Visa results beat estimates on resilient consumer spending

By Manya Saini and Pritam Biswas

(Reuters) -Visa’s second-quarter results sailed past Wall Street estimates on Tuesday, as consumers shrugged off worries of a slowing economy to swipe cards on everything from travel to dining out, sending its shares up 2.7% after the bell.

U.S. consumer spending has remained remarkably resilient despite higher-for-longer interest rates, with Americans still looking to spend on big-ticket purchases and international travel.

Visa executives in a call with analysts said international travel continues to be healthy, particularly out of the key markets of the U.S. and Europe, but flagged that Asia-Pacific travel has been weak as the post-pandemic recovery continues to be slower than expected.

But the world’s largest payments processor said strong e-commerce trends have helped offset weakness in Asian markets.

“Certain markets are not yet at 2019 levels and Asia in particular stands out. We do think it will continue to recover through the year … but the pace relative to our own expectations in Asia is a little bit slower than we anticipated,” CFO Chris Suh said in an interview with Reuters.

Visa’s payment volume climbed 8% in the second quarter. Cross-border volume excluding intra-Europe, a gauge of international travel demand, jumped 16%. Processed transactions rose 11% in the period.

“Consumer spend across all segments from low-to-high spend has remained relatively stable. Our data does not indicate any meaningful behavior change across consumer segments,” Suh said on a post-earnings conference call.

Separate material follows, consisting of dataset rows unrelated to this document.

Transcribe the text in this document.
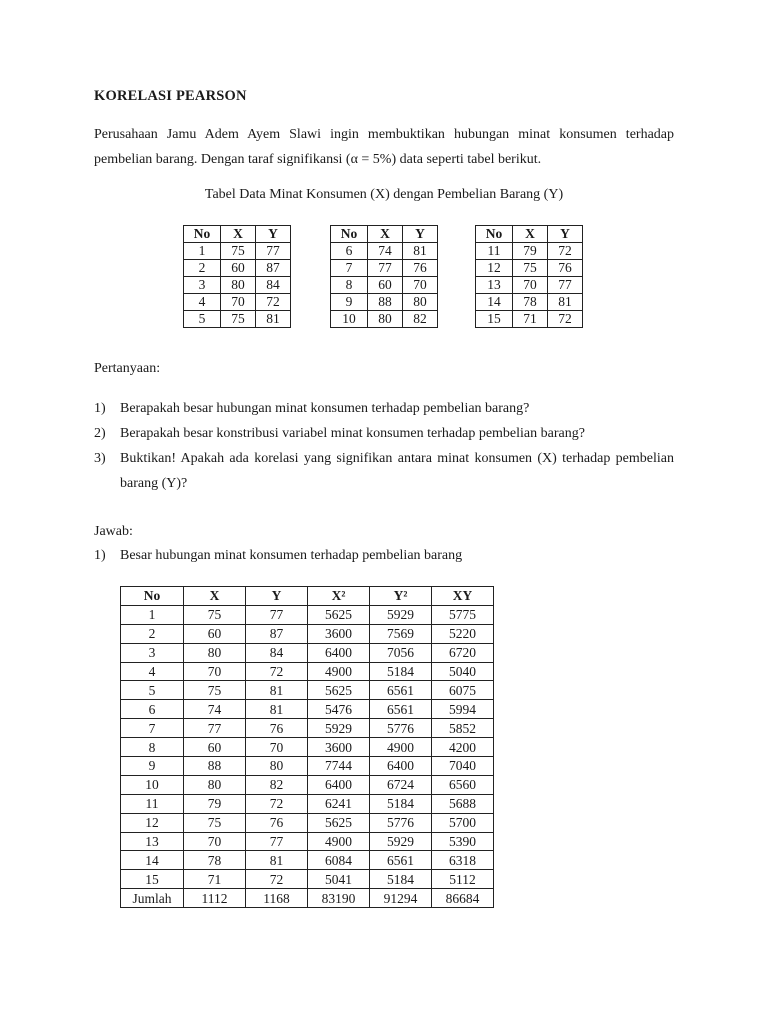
KORELASI PEARSON
Perusahaan Jamu Adem Ayem Slawi ingin membuktikan hubungan minat konsumen terhadap pembelian barang. Dengan taraf signifikansi (α = 5%) data seperti tabel berikut.
Tabel Data Minat Konsumen (X) dengan Pembelian Barang (Y)
No	X	Y
1	75	77
2	60	87
3	80	84
4	70	72
5	75	81
No	X	Y
6	74	81
7	77	76
8	60	70
9	88	80
10	80	82
No	X	Y
11	79	72
12	75	76
13	70	77
14	78	81
15	71	72
Pertanyaan:
1)	Berapakah besar hubungan minat konsumen terhadap pembelian barang?
2)	Berapakah besar konstribusi variabel minat konsumen terhadap pembelian barang?
3)	Buktikan! Apakah ada korelasi yang signifikan antara minat konsumen (X) terhadap pembelian barang (Y)?
Jawab:
1)	Besar hubungan minat konsumen terhadap pembelian barang
No	X	Y	X²	Y²	XY
1	75	77	5625	5929	5775
2	60	87	3600	7569	5220
3	80	84	6400	7056	6720
4	70	72	4900	5184	5040
5	75	81	5625	6561	6075
6	74	81	5476	6561	5994
7	77	76	5929	5776	5852
8	60	70	3600	4900	4200
9	88	80	7744	6400	7040
10	80	82	6400	6724	6560
11	79	72	6241	5184	5688
12	75	76	5625	5776	5700
13	70	77	4900	5929	5390
14	78	81	6084	6561	6318
15	71	72	5041	5184	5112
Jumlah	1112	1168	83190	91294	86684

The summer season is also typically strong for travel volumes as people fly both internationally and within the U.S. for vacations.

Visa expects net revenue growth in “low double-digit” for the current quarter ending June 30. The company also reaffirmed its 2024 revenue and profit forecasts.

“There were a lot of investors who thought that they would have to cut the guidance, and the fact that they did not, is a positive for Visa,” said Dan Dolev, senior analyst at Mizuho.

The upbeat earnings come after Visa and rival Mastercard reached an estimated $30 billion landmark settlement in March to limit credit and debit card fees for merchants, with some savings likely to be passed on to consumers through lower prices. Analysts have said it would not be financially material to Visa and Mastercard.

Visa’s second-quarter adjusted profit per share of $2.51 beat LSEG estimates of $2.44.

Its net revenue of $8.8 billion also topped expectations of $8.62 billion.

Credit card giant American Express also beat expectations for first-quarter profit last week.